Un municipio pagó parte de los salarios de los empleados con vales para comprar comida

Más allá de su carácter excepcional, la medida funciona como síntoma de un problema mayor: la fragilidad de las finanzas locales y la creciente transferencia del costo de la crisis hacia los trabajadores estatales, especialmente en aquellas comunidades donde el Estado es, prácticamente, el único empleador.

La decisión del municipio de Sauce de Luna de reemplazar parte de los salarios con vales para alimentos expone con crudeza el deterioro financiero de las administraciones locales más pequeñas y su creciente dificultad para sostener el funcionamiento básico del Estado.

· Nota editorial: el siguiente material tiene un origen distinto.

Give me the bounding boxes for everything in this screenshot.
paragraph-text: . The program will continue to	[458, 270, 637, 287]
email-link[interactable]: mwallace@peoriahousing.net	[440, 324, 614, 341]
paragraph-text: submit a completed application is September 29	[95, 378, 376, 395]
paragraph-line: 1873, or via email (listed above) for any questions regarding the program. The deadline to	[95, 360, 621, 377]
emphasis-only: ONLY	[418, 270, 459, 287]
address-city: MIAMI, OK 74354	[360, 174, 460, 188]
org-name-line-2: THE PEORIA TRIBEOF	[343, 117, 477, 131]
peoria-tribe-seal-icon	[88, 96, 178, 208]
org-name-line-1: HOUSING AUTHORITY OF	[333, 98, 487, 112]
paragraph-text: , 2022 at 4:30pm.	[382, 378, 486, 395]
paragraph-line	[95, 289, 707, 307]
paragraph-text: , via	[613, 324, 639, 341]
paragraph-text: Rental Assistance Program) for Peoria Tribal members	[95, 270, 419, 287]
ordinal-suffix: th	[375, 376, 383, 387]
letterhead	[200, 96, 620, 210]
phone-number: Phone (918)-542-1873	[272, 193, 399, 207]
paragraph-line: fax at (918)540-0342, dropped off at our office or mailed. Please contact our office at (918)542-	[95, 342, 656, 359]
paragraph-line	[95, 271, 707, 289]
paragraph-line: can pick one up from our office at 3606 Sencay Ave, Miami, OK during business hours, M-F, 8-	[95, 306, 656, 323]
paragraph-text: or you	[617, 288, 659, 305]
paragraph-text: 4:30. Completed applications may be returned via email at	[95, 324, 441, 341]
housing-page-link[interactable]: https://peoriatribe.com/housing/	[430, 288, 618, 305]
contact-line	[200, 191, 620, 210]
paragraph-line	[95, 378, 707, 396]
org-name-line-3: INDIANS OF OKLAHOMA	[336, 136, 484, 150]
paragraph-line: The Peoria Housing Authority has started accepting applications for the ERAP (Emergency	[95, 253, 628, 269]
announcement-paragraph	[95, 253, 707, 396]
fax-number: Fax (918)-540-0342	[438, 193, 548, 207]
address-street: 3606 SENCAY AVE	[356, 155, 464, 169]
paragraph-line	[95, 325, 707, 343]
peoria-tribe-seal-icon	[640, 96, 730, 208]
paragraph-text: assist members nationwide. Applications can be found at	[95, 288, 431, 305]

El intendente Alcides Alderete admitió que la comuna no cuenta con recursos suficientes para afrontar los sueldos en su totalidad y optó por sustituir un adicional en efectivo por un ticket canasta de mayor valor nominal. Aunque la medida fue presentada como un alivio transitorio, en la práctica implica un cambio en la calidad del ingreso: dinero líquido reemplazado por consumo condicionado.

El trasfondo revela un problema estructural. Con una economía local prácticamente sin sector privado y una fuerte dependencia del empleo público, cualquier tensión en los ingresos municipales impacta de forma directa sobre la población. En este caso, la caída de la recaudación —agravada por un alto nivel de morosidad en tasas— y las limitaciones de la coparticipación dejaron al municipio con escaso margen de maniobra.

A esto se suman pasivos heredados y cuentas embargadas, que restringen aún más la liquidez. El resultado es un esquema donde los recursos disponibles apenas alcanzan para cubrir obligaciones básicas, en un contexto donde los salarios ya venían rezagados.

El acuerdo con el gremio permitió implementar el sistema de vales sin una confrontación abierta, pero también dejó en evidencia la debilidad de la negociación laboral frente a un escenario de crisis. Para los trabajadores, la alternativa no era entre opciones equivalentes, sino entre aceptar condiciones deterioradas o arriesgar la continuidad del cobro.

En paralelo, el jefe comunal inició gestiones ante el gobierno provincial de Rogelio Frigerio en busca de asistencia extraordinaria, en línea con reclamos más amplios de intendentes que advierten sobre el impacto de la caída real de los fondos nacionales.

El caso remite, aunque con diferencias, a experiencias recientes de mecanismos alternativos de pago, como los impulsados en La Rioja durante 2024, y reabre el debate sobre la sostenibilidad fiscal de los municipios en contextos de ajuste.